Петренко не горазд в грамоте, по-русски читает с трудом, и я ношу ему книжки только с крупными буквами. Чаще всего сказки… Он любит их и читает с удовольствием. Самая большая радость — это когда я читаю ему сказку вслух. Надо только видеть, как по-детски бесхитростно сочувствует он всей обиженной сказочной мелкоте. Как возмущается вероломством хитрых лисиц и волчьей жадностью.

— С вами, Петренко, мы сегодня будем читать сказки, — снова нарочито весело повторяю я.

Добродушный Петренко хорошо понимает эту мою деланную веселость и, чтобы облегчить задачу, сгоняя постоянную грусть с лица, сам так же деланно весело отзывается:

— Казки — це дило! Це добре! — И тут же половчее пристраивает на постели свою перебитую в колене ногу, чтобы было где мне поудобнее сесть рядом.

И Барысевичу нет письма. И Барысевичу неоткуда ждать вестей, и его землю, как и Петренкову, попирает вражеский сапог.
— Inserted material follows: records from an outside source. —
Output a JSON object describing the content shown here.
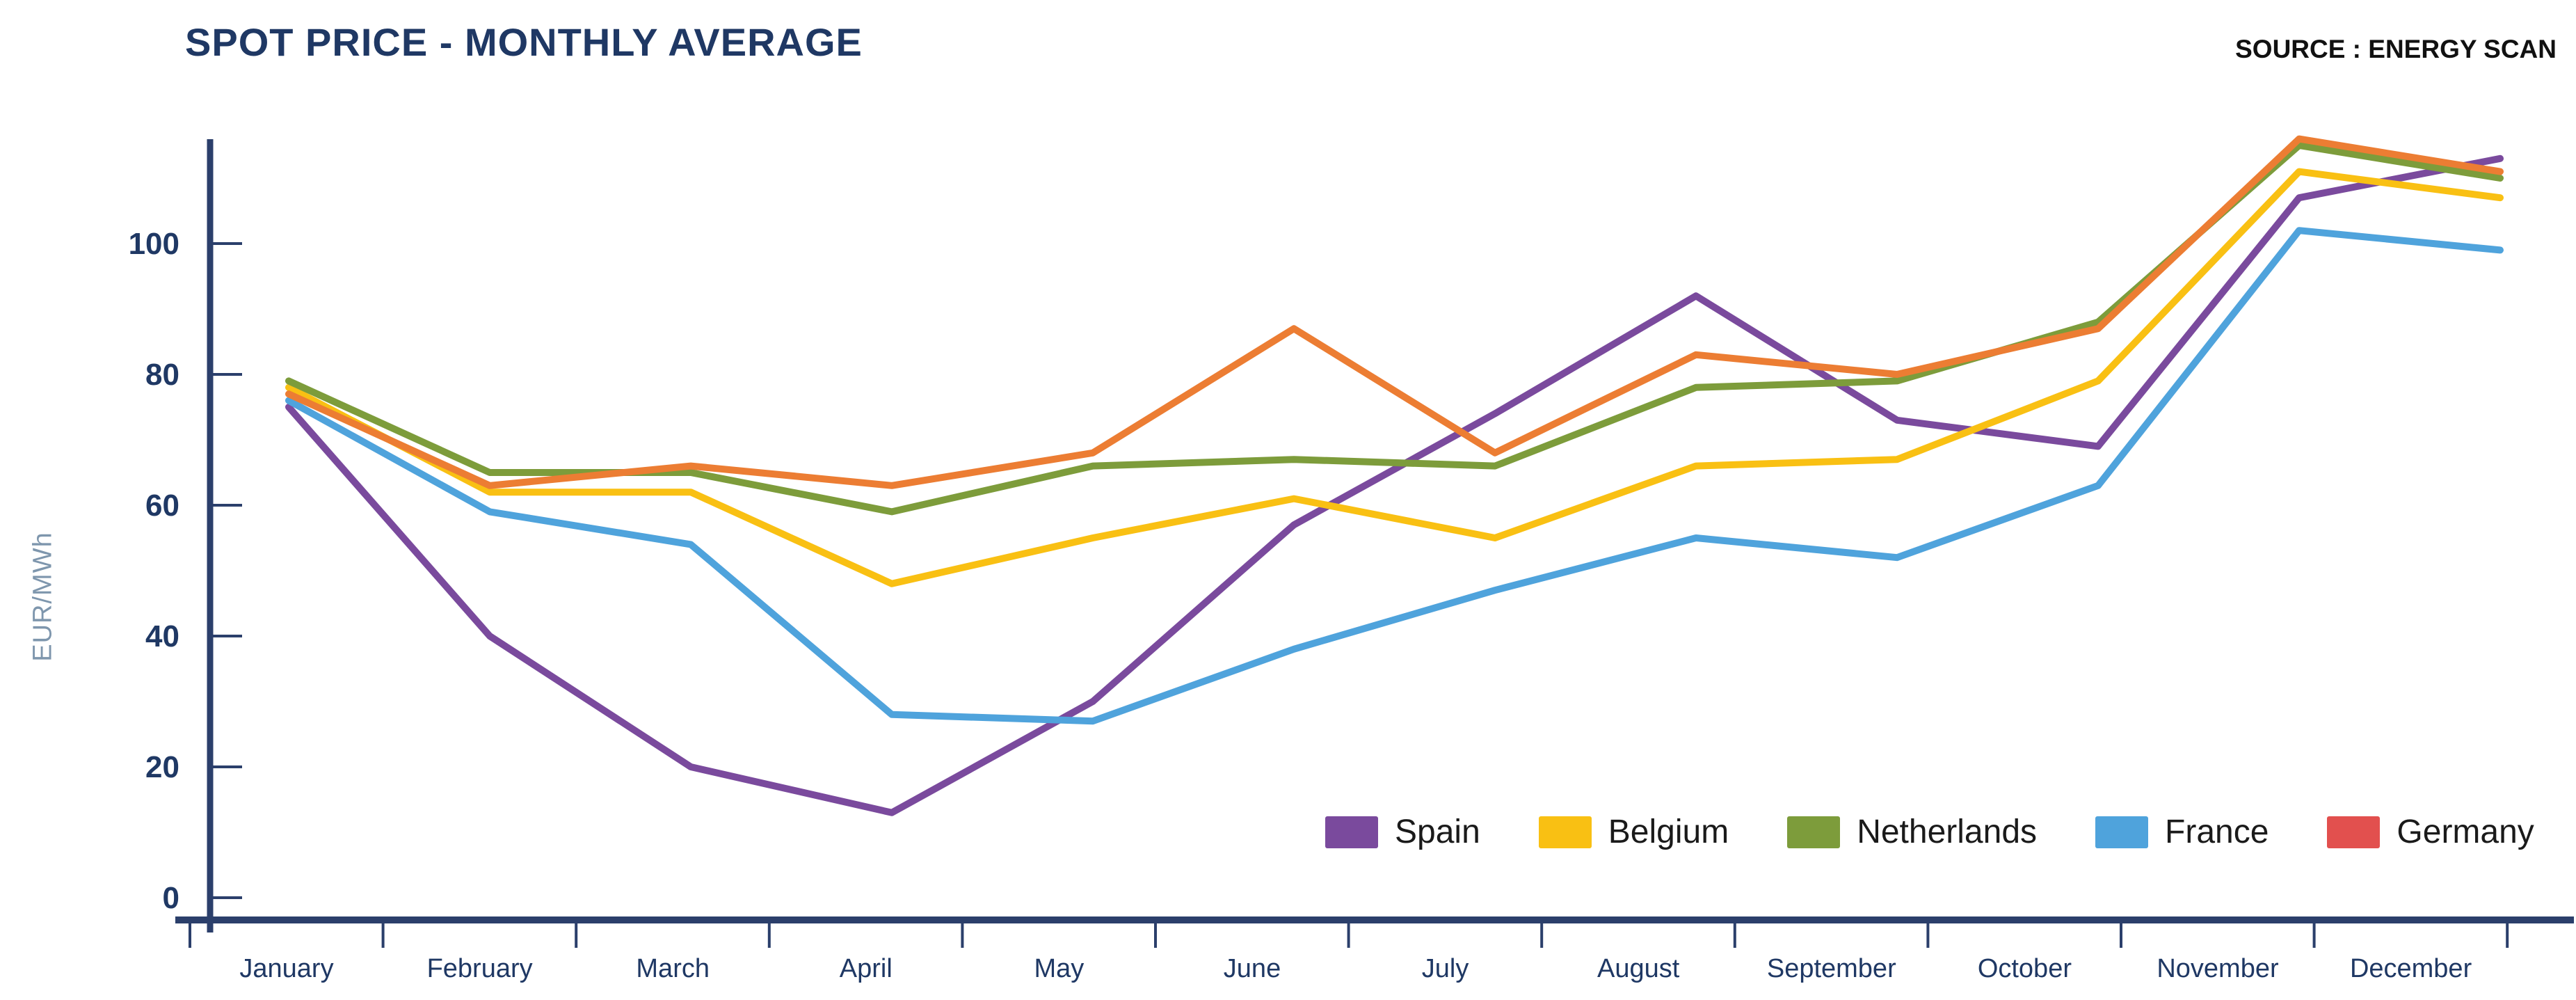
{
  "header": {
    "title": "SPOT PRICE - MONTHLY AVERAGE",
    "source": "SOURCE : ENERGY SCAN"
  },
  "chart_data": {
    "type": "line",
    "title": "SPOT PRICE - MONTHLY AVERAGE",
    "xlabel": "",
    "ylabel": "EUR/MWh",
    "categories": [
      "January",
      "February",
      "March",
      "April",
      "May",
      "June",
      "July",
      "August",
      "September",
      "October",
      "November",
      "December"
    ],
    "y_ticks": [
      0,
      20,
      40,
      60,
      80,
      100
    ],
    "ylim": [
      0,
      118
    ],
    "grid": "off",
    "legend_position": "bottom-right-inside",
    "series": [
      {
        "name": "Spain",
        "color": "#7A4A9D",
        "values": [
          75,
          40,
          20,
          13,
          30,
          57,
          74,
          92,
          73,
          69,
          107,
          113
        ]
      },
      {
        "name": "Belgium",
        "color": "#F9C013",
        "values": [
          78,
          62,
          62,
          48,
          55,
          61,
          55,
          66,
          67,
          79,
          111,
          107
        ]
      },
      {
        "name": "Netherlands",
        "color": "#7D9C3B",
        "values": [
          79,
          65,
          65,
          59,
          66,
          67,
          66,
          78,
          79,
          88,
          115,
          110
        ]
      },
      {
        "name": "France",
        "color": "#4FA3DC",
        "values": [
          76,
          59,
          54,
          28,
          27,
          38,
          47,
          55,
          52,
          63,
          102,
          99
        ]
      },
      {
        "name": "Germany",
        "color": "#EC7D33",
        "legend_color": "#E2504E",
        "values": [
          77,
          63,
          66,
          63,
          68,
          87,
          68,
          83,
          80,
          87,
          116,
          111
        ]
      }
    ]
  },
  "style": {
    "axis_color": "#2B3F6B",
    "tick_label_color": "#1F3864",
    "month_label_color": "#1F3864",
    "ylabel_color": "#7E96AD",
    "title_color": "#1F3864",
    "source_color": "#111111"
  }
}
Барысевич и не ждет писем. Только просит не отдавать в другие палаты пластинку с «Катюшей». Он и спит, положив ее под подушку. У Барысевича молоденькая жена Катя. И эта патефонная «Катюша» теперь единственное, что напоминает ему о том, о чем не скажешь словами. А если и захочешь вдруг — не сумеешь.

Барысевич белорус, мой земляк. И поэтому отношение у меня к нему особое, не такое, как к другим. Чувство это очень сложное, противоречивое. С одной стороны, мы с ним, с Барысевичем, будто одной пуповиной связаны — одними и теми же воспоминаниями и тревогами: о родной земле, о ее шумящих лесах, золотых нивах, таких далеких сейчас от нас и таких до боли близких нам тут, в этой заметенной снегом оренбургской степи. С другой стороны… Дружба наша никак не ладится.

— Чудна́я у меня землячка, — безнадежно машет он рукой. — К чужим она добрая, а вот к своим так…

И правда. У Барысевича длинный язык, такое сморозит, что уши вянут. И я не даю ему спуску. Мне хочется, чтобы мой земляк был лучше всех, а он этого не понимает, да и не пытается. О чем бы он ни вспомнил, о чем бы ни рассказывал, так или иначе, а умудрится свести речь на пол-литра, на свои победы у женщин.

«Тьфу!» — так и просится с языка в ответ на эту его трепотню. Да не выходит. Однополчане Барысевича о нем чудеса рассказывают. И в атаку он первый ходил, и один со своим пулеметом уложил чуть ли не целый немецкий взвод. И танки фашистские подрывал… Да и теперь вот, раненный в обе ноги, ни разу не застонет, не пожалуется на боль, разве что зубами заскрипит и пошлет, да так далеко, что если сестры в это время в палате, пулей вылетят.